Jun 22, 2016

Goosebumps: Frisson from Art

Goosebumps: Frisson from Art


Still Life with Apples and a Pomegranate. 1871-2. Gustave Courbet 
at the National Gallery London

I've often wondered, how or why this rather dingy picture gave me goosebumps, every time I go to London I visit it, but no goosebumps since, just the once when I was 17 or 18. Obviously it's surrounded by many other masterpieces, Goya's haunting portrait of The Duke of Wellington, comes to mind but no goosebumps for me from that picture.

I had every reason to completely ignore this still-life, I was, after all, an art student at the time and felt forced to draw and paint what I thought was the pretty mindless subject of rotting apples on a regular basis. On the same day that this picture got to me I could have just come from seeing my first full blown show of Robert Rauschenburg's work at the Whitechapel, Feb - March 1964, which also stays firmly planted in my mind (though no goosebumps), or the best survey show I've ever seen, Painting & Sculpture of a Decade 54 64 organised by the Calouste Gulbenkian Foundation at the Tate April - June 1964.

Before writing this I Googled "Goosebumps from Art" and learned a bit, not much actually talking about visual art but mostly about music's ability to cause goosebumps. Amusingly, to distinguish between normal goosebumps caused by coldness, the French word "Frisson" (a sudden shiver or thrill) became a popular name for the phenomena.............of course someone had to bump up the heat a bit and cheapen it by calling it "Skin Orgasms"!

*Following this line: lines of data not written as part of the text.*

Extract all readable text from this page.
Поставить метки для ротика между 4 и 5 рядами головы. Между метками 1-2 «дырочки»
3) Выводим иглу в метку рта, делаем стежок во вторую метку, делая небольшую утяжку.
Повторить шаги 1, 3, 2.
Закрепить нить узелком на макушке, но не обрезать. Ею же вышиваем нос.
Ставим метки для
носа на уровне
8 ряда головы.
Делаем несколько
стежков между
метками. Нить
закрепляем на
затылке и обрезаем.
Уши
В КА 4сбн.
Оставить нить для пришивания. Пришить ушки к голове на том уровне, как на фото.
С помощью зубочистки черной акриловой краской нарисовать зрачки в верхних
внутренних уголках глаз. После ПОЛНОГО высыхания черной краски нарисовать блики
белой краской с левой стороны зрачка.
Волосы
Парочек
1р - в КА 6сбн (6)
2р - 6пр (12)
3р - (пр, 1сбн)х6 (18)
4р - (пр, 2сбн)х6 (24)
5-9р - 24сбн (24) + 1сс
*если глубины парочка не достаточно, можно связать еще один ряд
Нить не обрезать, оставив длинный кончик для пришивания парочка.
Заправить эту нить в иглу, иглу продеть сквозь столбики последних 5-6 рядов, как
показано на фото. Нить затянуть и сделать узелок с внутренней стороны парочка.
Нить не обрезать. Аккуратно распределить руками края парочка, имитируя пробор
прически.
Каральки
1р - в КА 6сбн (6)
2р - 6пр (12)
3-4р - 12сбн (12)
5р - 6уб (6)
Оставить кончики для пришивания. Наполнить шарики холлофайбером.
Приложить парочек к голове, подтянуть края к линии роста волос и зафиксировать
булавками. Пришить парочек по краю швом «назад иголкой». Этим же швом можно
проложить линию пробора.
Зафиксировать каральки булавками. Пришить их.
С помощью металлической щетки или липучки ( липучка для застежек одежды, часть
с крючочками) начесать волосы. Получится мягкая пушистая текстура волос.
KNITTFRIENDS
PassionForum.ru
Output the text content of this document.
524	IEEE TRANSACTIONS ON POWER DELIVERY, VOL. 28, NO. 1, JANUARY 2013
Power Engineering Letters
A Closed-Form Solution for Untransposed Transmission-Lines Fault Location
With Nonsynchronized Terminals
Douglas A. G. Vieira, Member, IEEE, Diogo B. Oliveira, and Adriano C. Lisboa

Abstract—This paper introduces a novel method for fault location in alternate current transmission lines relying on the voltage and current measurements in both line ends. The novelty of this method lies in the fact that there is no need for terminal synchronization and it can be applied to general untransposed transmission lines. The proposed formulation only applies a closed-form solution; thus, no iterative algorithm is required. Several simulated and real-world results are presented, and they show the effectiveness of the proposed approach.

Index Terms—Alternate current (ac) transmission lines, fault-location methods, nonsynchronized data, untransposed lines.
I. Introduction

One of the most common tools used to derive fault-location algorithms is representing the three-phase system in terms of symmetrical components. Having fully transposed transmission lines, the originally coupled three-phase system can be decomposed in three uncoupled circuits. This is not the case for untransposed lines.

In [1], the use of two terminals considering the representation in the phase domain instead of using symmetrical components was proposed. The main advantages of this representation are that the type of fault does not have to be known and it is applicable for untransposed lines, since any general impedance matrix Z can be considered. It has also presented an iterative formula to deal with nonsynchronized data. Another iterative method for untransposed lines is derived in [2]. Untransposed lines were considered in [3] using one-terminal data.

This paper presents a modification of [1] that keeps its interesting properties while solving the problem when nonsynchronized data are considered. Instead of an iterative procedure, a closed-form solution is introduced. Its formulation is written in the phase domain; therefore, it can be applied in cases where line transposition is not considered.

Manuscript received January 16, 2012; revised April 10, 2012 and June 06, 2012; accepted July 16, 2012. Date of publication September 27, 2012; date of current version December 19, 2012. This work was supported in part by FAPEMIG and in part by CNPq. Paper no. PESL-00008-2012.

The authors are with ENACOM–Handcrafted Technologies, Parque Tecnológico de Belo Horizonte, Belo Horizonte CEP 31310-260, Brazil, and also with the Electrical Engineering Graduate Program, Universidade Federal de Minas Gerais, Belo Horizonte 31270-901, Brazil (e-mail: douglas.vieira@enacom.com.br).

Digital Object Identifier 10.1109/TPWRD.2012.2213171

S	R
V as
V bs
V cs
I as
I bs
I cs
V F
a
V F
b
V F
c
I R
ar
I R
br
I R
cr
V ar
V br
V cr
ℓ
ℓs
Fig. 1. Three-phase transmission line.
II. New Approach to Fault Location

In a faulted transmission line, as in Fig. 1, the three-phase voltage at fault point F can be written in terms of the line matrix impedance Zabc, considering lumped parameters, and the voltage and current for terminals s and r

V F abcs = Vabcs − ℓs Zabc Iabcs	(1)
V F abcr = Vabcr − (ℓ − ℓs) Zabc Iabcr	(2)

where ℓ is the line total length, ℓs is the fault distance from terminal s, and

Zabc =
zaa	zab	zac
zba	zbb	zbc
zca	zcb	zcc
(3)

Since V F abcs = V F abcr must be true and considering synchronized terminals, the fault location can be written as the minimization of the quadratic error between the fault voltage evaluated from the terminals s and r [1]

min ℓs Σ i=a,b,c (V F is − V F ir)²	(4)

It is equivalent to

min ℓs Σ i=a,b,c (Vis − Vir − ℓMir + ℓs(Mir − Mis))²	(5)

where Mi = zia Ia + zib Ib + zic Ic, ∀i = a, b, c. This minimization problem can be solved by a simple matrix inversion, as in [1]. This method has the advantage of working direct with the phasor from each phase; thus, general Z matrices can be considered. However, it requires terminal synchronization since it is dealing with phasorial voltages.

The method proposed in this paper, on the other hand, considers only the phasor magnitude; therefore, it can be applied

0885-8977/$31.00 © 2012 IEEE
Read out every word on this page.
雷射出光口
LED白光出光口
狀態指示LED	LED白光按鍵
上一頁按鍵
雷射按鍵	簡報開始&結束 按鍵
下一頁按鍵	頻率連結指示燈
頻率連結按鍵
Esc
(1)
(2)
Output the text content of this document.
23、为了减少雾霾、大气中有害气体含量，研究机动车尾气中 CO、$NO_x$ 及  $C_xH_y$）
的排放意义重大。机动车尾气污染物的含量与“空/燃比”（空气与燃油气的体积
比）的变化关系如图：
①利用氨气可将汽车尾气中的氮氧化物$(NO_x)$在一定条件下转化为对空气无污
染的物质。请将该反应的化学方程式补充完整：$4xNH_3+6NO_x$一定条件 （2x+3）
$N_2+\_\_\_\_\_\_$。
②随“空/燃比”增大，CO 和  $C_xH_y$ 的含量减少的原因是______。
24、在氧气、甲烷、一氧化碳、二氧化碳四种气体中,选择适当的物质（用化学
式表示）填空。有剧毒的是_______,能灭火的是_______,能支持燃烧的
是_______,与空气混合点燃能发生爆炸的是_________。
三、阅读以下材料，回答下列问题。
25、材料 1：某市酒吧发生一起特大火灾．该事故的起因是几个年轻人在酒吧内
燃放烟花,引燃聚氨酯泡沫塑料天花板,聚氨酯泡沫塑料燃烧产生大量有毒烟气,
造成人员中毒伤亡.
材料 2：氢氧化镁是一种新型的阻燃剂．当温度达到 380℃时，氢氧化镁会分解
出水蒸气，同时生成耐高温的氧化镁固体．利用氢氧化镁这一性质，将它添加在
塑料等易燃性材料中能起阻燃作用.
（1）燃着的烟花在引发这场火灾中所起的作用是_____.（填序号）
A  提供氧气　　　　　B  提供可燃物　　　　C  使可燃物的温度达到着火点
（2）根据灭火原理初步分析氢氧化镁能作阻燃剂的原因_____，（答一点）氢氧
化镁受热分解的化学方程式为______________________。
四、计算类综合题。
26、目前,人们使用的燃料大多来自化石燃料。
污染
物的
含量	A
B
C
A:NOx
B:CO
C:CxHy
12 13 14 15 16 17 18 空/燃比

Over the years I've loaded this humble picture up with all sorts of heavy interpretations, like, here's Courbet's way of expressing what it's like to be in prison, the apples represent the rotting people huddled together etc etc, and the two standing on their own are really having a bad time of it....enough, enough already. Anthropomorphising apples is just going too far.

But really, the answer to why Mr Courbet got me that day is amazingly simple, it was most likely the split second when I was introduced to all those things art didn't always need, like big pronouncements, heavy meaningful subjects, huge inventions, grandeur or even intentional expression. 

It has probably led me to prefer the quiet artists like Alberto Giacometti and Giorgio Morandi.

There is a lot to be said for that once compulsory raft of art school studies, you know the kinds of thing, still-lives, figures, heads, interiors and landscapes.